Le théâtre égyptien, une tribune pour la cause palestinienne
Le conflit israélo-palestinien, qui a repris de plus belle depuis le 7 octobre, suscite l’indignation et la solidarité de nombreux artistes égyptiens, notamment dans le domaine du théâtre. L’un d’eux, Mohamed Sobhi, a récemment fait parler de lui en dénonçant les critiques adressées au footballeur Mohamed Salah, accusé de ne pas s’exprimer assez fermement sur la situation à Gaza. Dans une interview télévisée, l’acteur et metteur en scène a affirmé que le sportif n’avait pas à porter le poids de la responsabilité politique, et qu’il fallait plutôt s’interroger sur le rôle des dirigeants du monde et des médias. Il a également révélé avoir reçu des menaces de fermeture de sa page Facebook, où il publie régulièrement des vidéos exprimant son point de vue sur divers sujets.

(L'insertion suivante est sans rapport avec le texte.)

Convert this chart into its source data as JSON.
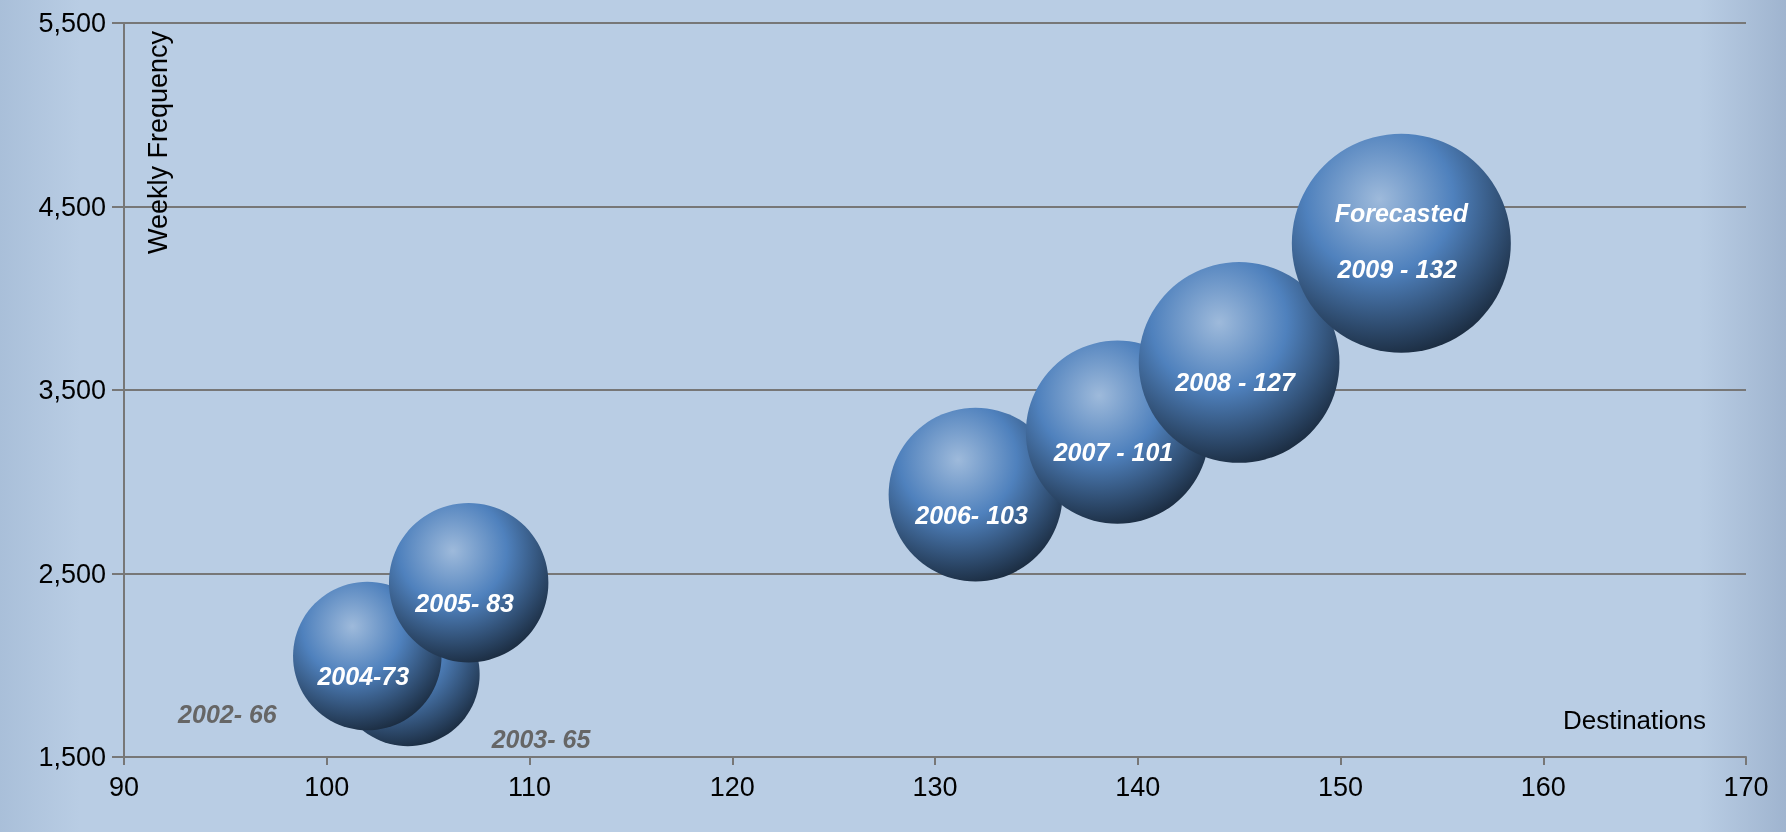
{
  "chart_data": {
    "type": "bubble",
    "xlabel": "Destinations",
    "ylabel": "Weekly Frequency",
    "x": [
      104,
      102,
      107,
      132,
      139,
      145,
      153
    ],
    "values": [
      1950,
      2050,
      2450,
      2930,
      3270,
      3650,
      4300
    ],
    "sizes": [
      0.43,
      0.46,
      0.53,
      0.63,
      0.7,
      0.84,
      1
    ],
    "color": "#4f81bd",
    "xlim": [
      90,
      170
    ],
    "xticks": [
      90,
      100,
      110,
      120,
      130,
      140,
      150,
      160,
      170
    ],
    "ylim": [
      1500,
      5500
    ],
    "yticks": [
      {
        "value": 1500,
        "label": "1,500"
      },
      {
        "value": 2500,
        "label": "2,500"
      },
      {
        "value": 3500,
        "label": "3,500"
      },
      {
        "value": 4500,
        "label": "4,500"
      },
      {
        "value": 5500,
        "label": "5,500"
      }
    ],
    "grid": "y",
    "value_labels": [
      "2003- 65",
      "2004-73",
      "2005- 83",
      "2006- 103",
      "2007 - 101",
      "2008 - 127",
      "2009 - 132"
    ],
    "annotations": [
      "2002- 66",
      "Forecasted"
    ]
  }
}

Mohamed Sobhi n’est pas le seul à utiliser le théâtre comme un moyen d’expression et de sensibilisation sur la cause palestinienne. Depuis la fin du 19ème siècle, le théâtre égyptien a connu un essor remarquable, sous l’influence de l’Europe et de la France en particulier. Il a été le témoin et l’acteur des grands bouleversements politiques et sociaux qui ont marqué l’histoire du pays, comme la révolution de 2011 qui a renversé le régime de Hosni Moubarak. Le théâtre égyptien a également été un vecteur de la culture et de l’identité nationales, en s’inspirant des formes populaires et traditionnelles, comme le jeu improvisé ou le théâtre d’ombres chinoises.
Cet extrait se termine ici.